Paul Cezanne – what an apple can do?

I have seen many of Paul Cezanne’s paintings around the world – in Musee D’Orsy, The Louvre, The Metropolitan Museum of Art and recently at the Courtauld Gallery. 
It was a pleasant surprise that the Tate Modern, in collaboration with the Art Institute of Chicago, is presenting an exhibition of Paul Cezanne from 5th October 2022 until 12th March 2023. The exhibition shows 80 of his paintings and watercolours, 20 of which have never been shown in the UK.
It was a must therefore that the famous art lover Adrian (my husband) and I visit the exhibition this week. A piece of advice – visit the gallery as early as possible. The exhibition is very well attended and can become overcrowded later in the day. 
Paul Cezanne had a fascinating life.
He followed his dream and chose the uncertainty of being an artist instead of a stable career as a lawyer. However, he always had the financial support of his rich father and in order to receive the allowance Cezanne even hid his relationship with his girlfriend (later his wife) from him.
He applied twice to the prestigious Ecole des Beaux-Arts in Paris and was twice rejected. He achieved success very late in life (in his 50s) but he was proclaimed the father of modern art.

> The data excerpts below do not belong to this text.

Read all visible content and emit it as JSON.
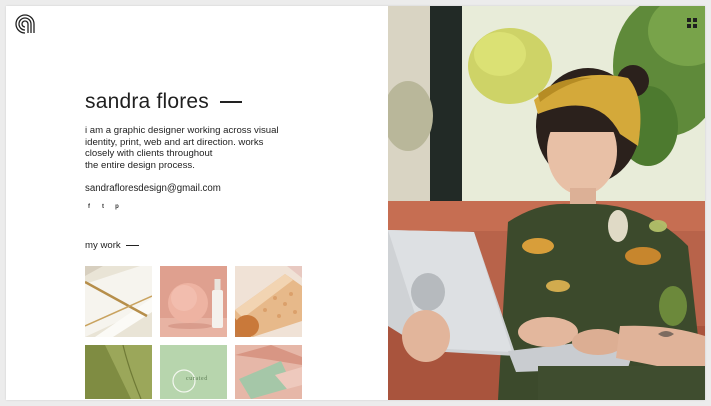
{
  "profile": {
    "name": "sandra flores",
    "bio_lines": [
      "i am a graphic designer working across visual",
      "identity, print, web and art direction. works",
      "closely with clients throughout",
      "the entire design process."
    ],
    "email": "sandrafloresdesign@gmail.com"
  },
  "social": {
    "facebook": "f",
    "twitter": "t",
    "pinterest": "p"
  },
  "work": {
    "heading": "my work",
    "tiles": [
      {
        "label": ""
      },
      {
        "label": ""
      },
      {
        "label": ""
      },
      {
        "label": ""
      },
      {
        "label": "curated"
      },
      {
        "label": ""
      }
    ]
  },
  "icons": {
    "logo": "logo-icon",
    "menu": "grid-menu-icon"
  },
  "colors": {
    "accent": "#d9a08f",
    "mustard": "#d4a93a",
    "sage": "#a9c99e",
    "text": "#1f1f1f"
  }
}
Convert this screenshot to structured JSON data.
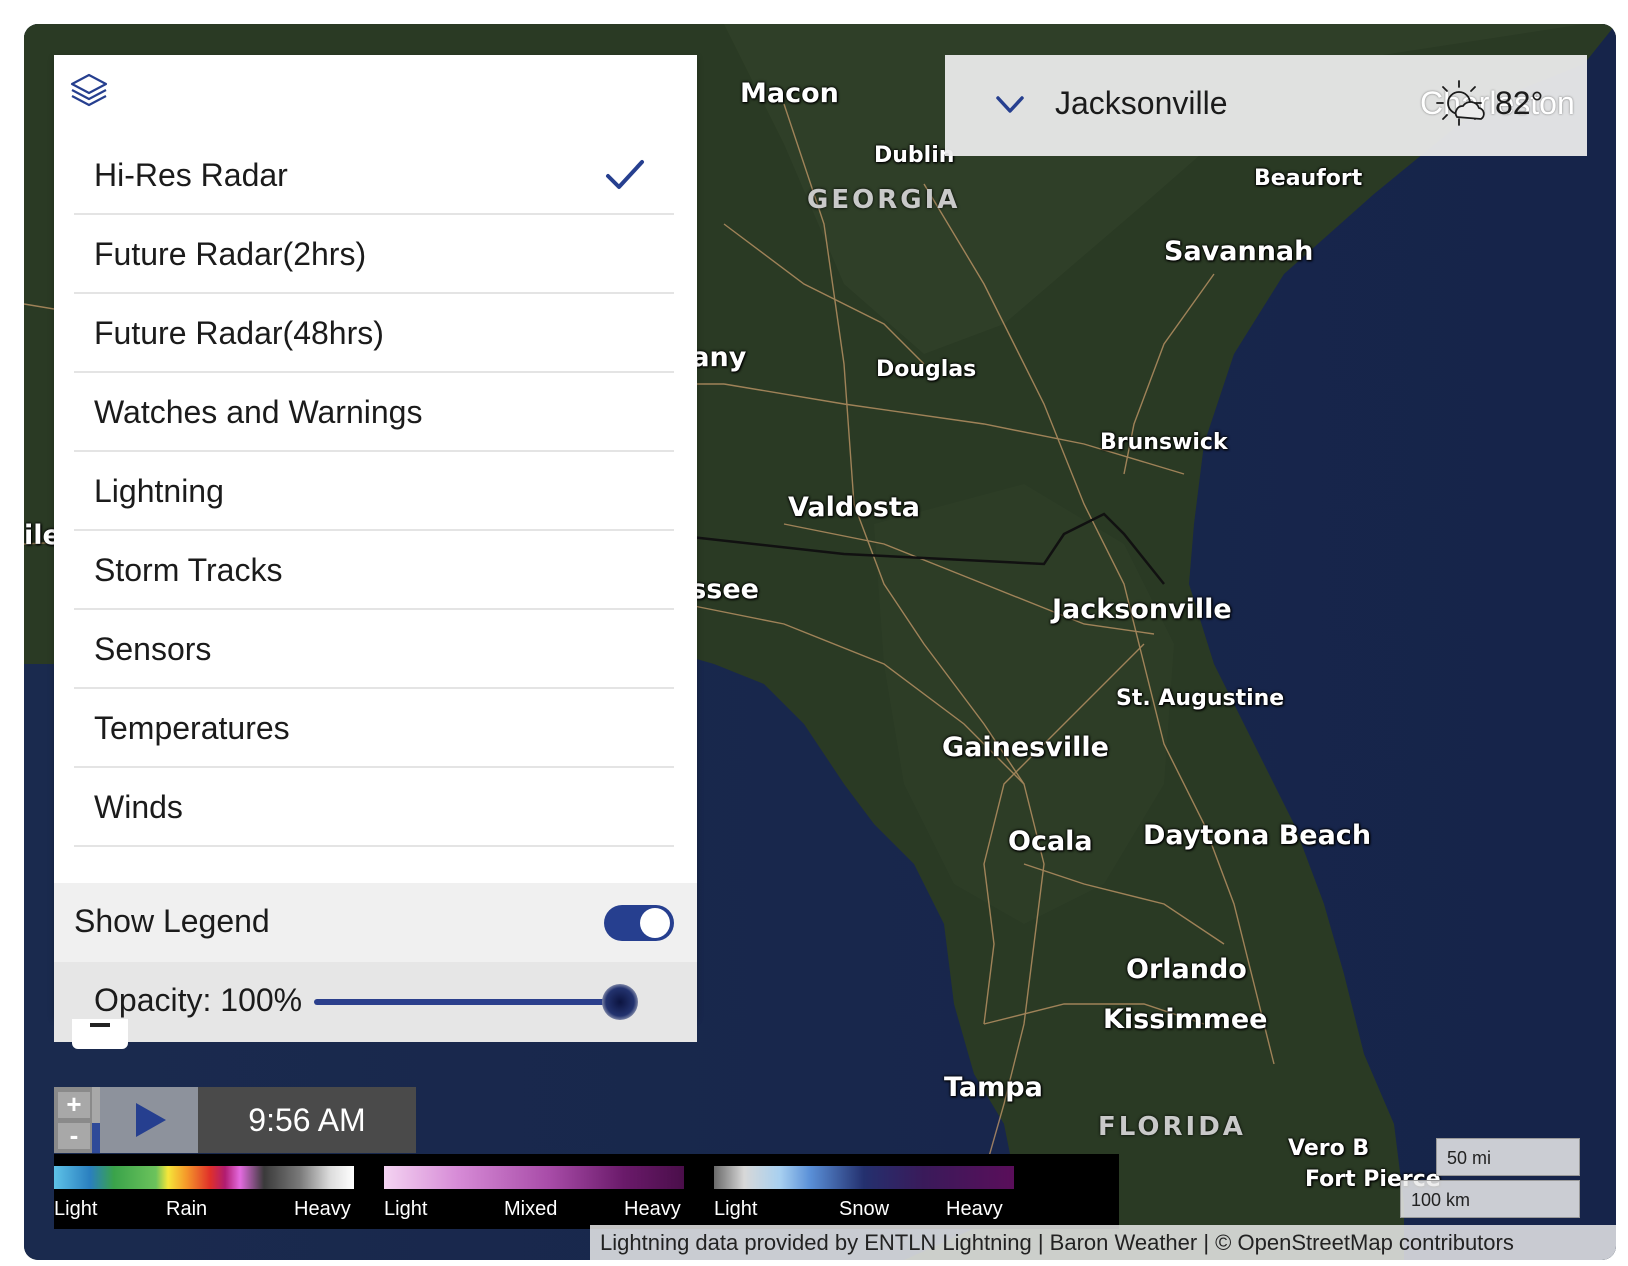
{
  "map": {
    "cities": [
      {
        "name": "Macon"
      },
      {
        "name": "Dublin"
      },
      {
        "name": "Beaufort"
      },
      {
        "name": "Savannah"
      },
      {
        "name": "bany"
      },
      {
        "name": "Douglas"
      },
      {
        "name": "Brunswick"
      },
      {
        "name": "Valdosta"
      },
      {
        "name": "assee"
      },
      {
        "name": "Jacksonville"
      },
      {
        "name": "St. Augustine"
      },
      {
        "name": "Gainesville"
      },
      {
        "name": "Ocala"
      },
      {
        "name": "Daytona Beach"
      },
      {
        "name": "Orlando"
      },
      {
        "name": "Kissimmee"
      },
      {
        "name": "Tampa"
      },
      {
        "name": "Vero B"
      },
      {
        "name": "ile"
      },
      {
        "name": "Fort Pierce"
      }
    ],
    "states": [
      {
        "name": "GEORGIA"
      },
      {
        "name": "FLORIDA"
      }
    ]
  },
  "location": {
    "name": "Jacksonville",
    "background_label": "Charleston",
    "temperature": "82°",
    "weather_icon": "partly-cloudy-icon",
    "chevron_icon": "chevron-down-icon"
  },
  "layers_panel": {
    "icon": "layers-icon",
    "items": [
      {
        "label": "Hi-Res Radar",
        "checked": true
      },
      {
        "label": "Future Radar(2hrs)",
        "checked": false
      },
      {
        "label": "Future Radar(48hrs)",
        "checked": false
      },
      {
        "label": "Watches and Warnings",
        "checked": false
      },
      {
        "label": "Lightning",
        "checked": false
      },
      {
        "label": "Storm Tracks",
        "checked": false
      },
      {
        "label": "Sensors",
        "checked": false
      },
      {
        "label": "Temperatures",
        "checked": false
      },
      {
        "label": "Winds",
        "checked": false
      }
    ],
    "show_legend_label": "Show Legend",
    "show_legend_on": true,
    "opacity_label": "Opacity: 100%",
    "opacity_value": 1.0,
    "accent_color": "#263f8f"
  },
  "player": {
    "zoom_in": "+",
    "zoom_out": "-",
    "time": "9:56 AM"
  },
  "legend": {
    "rain": {
      "labels": [
        "Light",
        "Rain",
        "Heavy"
      ]
    },
    "mixed": {
      "labels": [
        "Light",
        "Mixed",
        "Heavy"
      ]
    },
    "snow": {
      "labels": [
        "Light",
        "Snow",
        "Heavy"
      ]
    }
  },
  "scale": {
    "miles": "50 mi",
    "km": "100 km"
  },
  "attribution": "Lightning data provided by ENTLN Lightning | Baron Weather | © OpenStreetMap contributors"
}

He was an awkward figure in a refined Paris but he never forgot his Provincial roots and commuted regularly between Paris and his beloved Province.
I must admit I have always liked the paintings of Cezanne – mostly because of his palette of bold colours of Southern France. He had four main themes in his artistic endeavours: landscapes, still life, bathers and portraits/card players. 
1. Knowing all of this, I had never fully grasped how this very grounded, authentic and down to earth artist was actually a modernist, a rule breaker who expressed the complex nature of the modern world. 
2. Until I saw with my own eyes the Basket of Apples c.1893 on Tuesday.
3.The composition was created by Cezanne in his studio. A basket full of apples is inclined towards the viewer and some of the apples have fallen on a white table cloth. Next to the basket is a greenish bottle that tilts towards the basket. There is a white plate that contains very carefully structured oval biscuits. Everything looks and sounds boring and unexciting if you do not stop and look deeply.
 
 
4. It is a painting of a still life but the objects are moving – apples are falling toward the viewer, the cloth is so versatile and the bottle is leaning. All of the objects are on a moving towards the viewer table. It is a strange table – a table and not a table, some strange blocks of yellow and purple-green colours. And the apples – some are clearly falling, others appear stable but they are also falling and some are securely tacked in the cloth.
5. There is a group of apples on the right side of the picture. Next to them, but a bit distant, there is another apple that looks different than the apples in the group – the rebel, the outsider. The greenish bottle looks tall and strong but leans for support from the basket which is tilted. There is some anxiety, some nervousness in the white cloth and especially in the little apple in the middle of the picture. In the background and a bit isolated there is a plate with biscuits. The plate is white and oval and corresponds with the oval apples and the white cloth. It contains a structure but if you look closely the right side of the structure is not very secure. And what about the black path in the middle of the white cloth like a channel in which the objects will fall towards the viewer? 
Cezanne created his own reality that expressed the modern world and mentality. 

 

He said “With an apple, I will astonish Paris”.  He astonished the world! 

2 Comments

  1. Bravo!

  2. Невероятно интересно тълкуване за натюрморт ! Това е величие във вечността. Дори Нютон би се впечатлил.